I approached him after the show, thinking I'd ask for some tips, asking what he'd do in my position," Cowan says. "But then he said, 'I'm going to be starting a record label and when I do, I'd love to sign you.' Just right there.

"I was thinking I just wanted some advice but hey, we can do that too! So he got my number and I went over to his house and he asked me to play every song I'd ever written. We played for hours. Later on, we kept in contact. Five months later he signed his deal, then had his hit."

And not too much longer, Cowan had his deal as well, and he entered a studio to turn his gritty, solo-acoustic songs into fleshed out, full-band arrangements, complete with swelling Hammond B-3, backing vocals, horns and a rock edge impossible to capture in a solo acoustic gig. Brown provides guest vocals on "Cut It Loose," a song Cowan had originally written with him in mind.

Cowan's songs are designed to spark a good time. Particularly in tracks like "Gutter Song," "Wrong Side" and the title track, his bad-boy persona comes through loud and clear. But the approach is seasoned with a humorous wink, and is interspersed with heartfelt, laid-back cuts like "I Won't Let Go" and "Reno." While it's sure to spark audience sing-alongs, it's not calculated in the slightest. As Cowan sings in "New Shit": "Let me set this straight from the start / I don't do this so I get on the charts."

As Cowan tells it, "Hard Headed" was written about a man's resistance to being controlled by a lover. Despite that, it's become a gender-spanning audience favorite. "I thought it was going to be an anthem for men everywhere, but it turns out women love this song," he notes with a smirk. "They come up to me all the time, saying, 'that's my jam!' I think at the end of the day everyone likes to think of themselves as a little bit hard headed and not easily influenced."

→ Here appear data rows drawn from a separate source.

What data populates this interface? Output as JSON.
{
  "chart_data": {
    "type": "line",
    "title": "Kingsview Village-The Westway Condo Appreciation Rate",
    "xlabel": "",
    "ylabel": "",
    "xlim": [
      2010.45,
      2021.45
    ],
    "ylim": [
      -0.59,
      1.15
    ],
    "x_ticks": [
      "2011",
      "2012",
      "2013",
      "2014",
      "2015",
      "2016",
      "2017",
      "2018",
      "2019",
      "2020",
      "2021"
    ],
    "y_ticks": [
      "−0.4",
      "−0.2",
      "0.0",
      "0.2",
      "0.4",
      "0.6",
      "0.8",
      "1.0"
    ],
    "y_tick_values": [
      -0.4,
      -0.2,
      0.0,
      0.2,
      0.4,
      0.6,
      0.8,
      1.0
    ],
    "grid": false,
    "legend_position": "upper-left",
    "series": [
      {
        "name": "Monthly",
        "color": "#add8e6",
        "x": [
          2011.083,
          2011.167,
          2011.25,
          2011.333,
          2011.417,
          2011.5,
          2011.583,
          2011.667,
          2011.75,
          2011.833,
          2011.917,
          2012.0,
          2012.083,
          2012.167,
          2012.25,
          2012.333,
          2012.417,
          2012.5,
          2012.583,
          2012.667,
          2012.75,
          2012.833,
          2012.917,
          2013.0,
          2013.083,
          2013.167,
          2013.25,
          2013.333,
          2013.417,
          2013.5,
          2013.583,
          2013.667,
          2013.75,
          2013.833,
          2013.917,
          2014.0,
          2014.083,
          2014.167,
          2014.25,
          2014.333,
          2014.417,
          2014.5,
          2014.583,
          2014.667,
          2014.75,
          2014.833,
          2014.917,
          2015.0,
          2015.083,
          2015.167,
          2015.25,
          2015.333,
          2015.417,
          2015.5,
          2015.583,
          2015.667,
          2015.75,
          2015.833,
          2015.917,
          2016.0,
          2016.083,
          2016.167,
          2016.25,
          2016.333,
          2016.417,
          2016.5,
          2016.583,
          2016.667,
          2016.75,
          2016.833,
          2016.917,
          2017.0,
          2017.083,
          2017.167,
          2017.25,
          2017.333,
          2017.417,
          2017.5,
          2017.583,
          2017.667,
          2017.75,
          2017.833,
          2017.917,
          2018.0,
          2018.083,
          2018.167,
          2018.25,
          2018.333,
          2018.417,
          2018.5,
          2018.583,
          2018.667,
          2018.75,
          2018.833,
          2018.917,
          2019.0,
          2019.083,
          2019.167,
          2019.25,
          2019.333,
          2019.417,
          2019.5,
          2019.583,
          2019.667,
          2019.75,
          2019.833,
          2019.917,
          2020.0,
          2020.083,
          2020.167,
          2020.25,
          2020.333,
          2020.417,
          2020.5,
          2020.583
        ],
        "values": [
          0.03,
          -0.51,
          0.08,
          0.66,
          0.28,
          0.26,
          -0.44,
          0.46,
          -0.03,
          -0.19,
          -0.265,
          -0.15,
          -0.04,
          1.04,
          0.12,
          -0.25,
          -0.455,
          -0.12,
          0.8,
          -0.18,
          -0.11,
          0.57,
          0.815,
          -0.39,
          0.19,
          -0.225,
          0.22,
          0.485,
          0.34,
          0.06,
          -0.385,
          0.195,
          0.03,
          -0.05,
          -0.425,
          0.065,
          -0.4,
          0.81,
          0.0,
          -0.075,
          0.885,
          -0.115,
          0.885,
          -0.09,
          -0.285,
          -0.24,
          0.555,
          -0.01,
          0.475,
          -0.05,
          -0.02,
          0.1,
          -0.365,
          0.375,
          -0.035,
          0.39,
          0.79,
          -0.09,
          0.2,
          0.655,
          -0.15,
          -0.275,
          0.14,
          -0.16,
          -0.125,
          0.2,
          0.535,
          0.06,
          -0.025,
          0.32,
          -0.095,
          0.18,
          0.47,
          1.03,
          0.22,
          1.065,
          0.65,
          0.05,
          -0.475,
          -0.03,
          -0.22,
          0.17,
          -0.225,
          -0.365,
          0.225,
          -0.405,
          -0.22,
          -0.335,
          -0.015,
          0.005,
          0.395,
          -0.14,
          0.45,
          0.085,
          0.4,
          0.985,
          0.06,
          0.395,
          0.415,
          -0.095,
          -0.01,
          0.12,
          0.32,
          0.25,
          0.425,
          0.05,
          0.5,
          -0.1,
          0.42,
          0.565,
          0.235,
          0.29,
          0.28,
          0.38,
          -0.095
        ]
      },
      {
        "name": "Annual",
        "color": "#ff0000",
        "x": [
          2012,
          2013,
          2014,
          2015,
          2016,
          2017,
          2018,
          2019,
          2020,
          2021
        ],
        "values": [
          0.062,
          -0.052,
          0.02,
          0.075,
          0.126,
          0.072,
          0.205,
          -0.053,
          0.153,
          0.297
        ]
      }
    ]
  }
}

It's an attitude still carrying Cowan today. Despite the opportunity a record deal represents, he's considered himself a success from the moment he was able to leave his day jobs (and night jobs) behind and play music full time. In fact, the building that now houses his record label and management company was once, in a prior incarnation, the prime destination for the UPS trucks he loaded. It's a compact picture of how far his talent—and hard-headedness—has brought him already.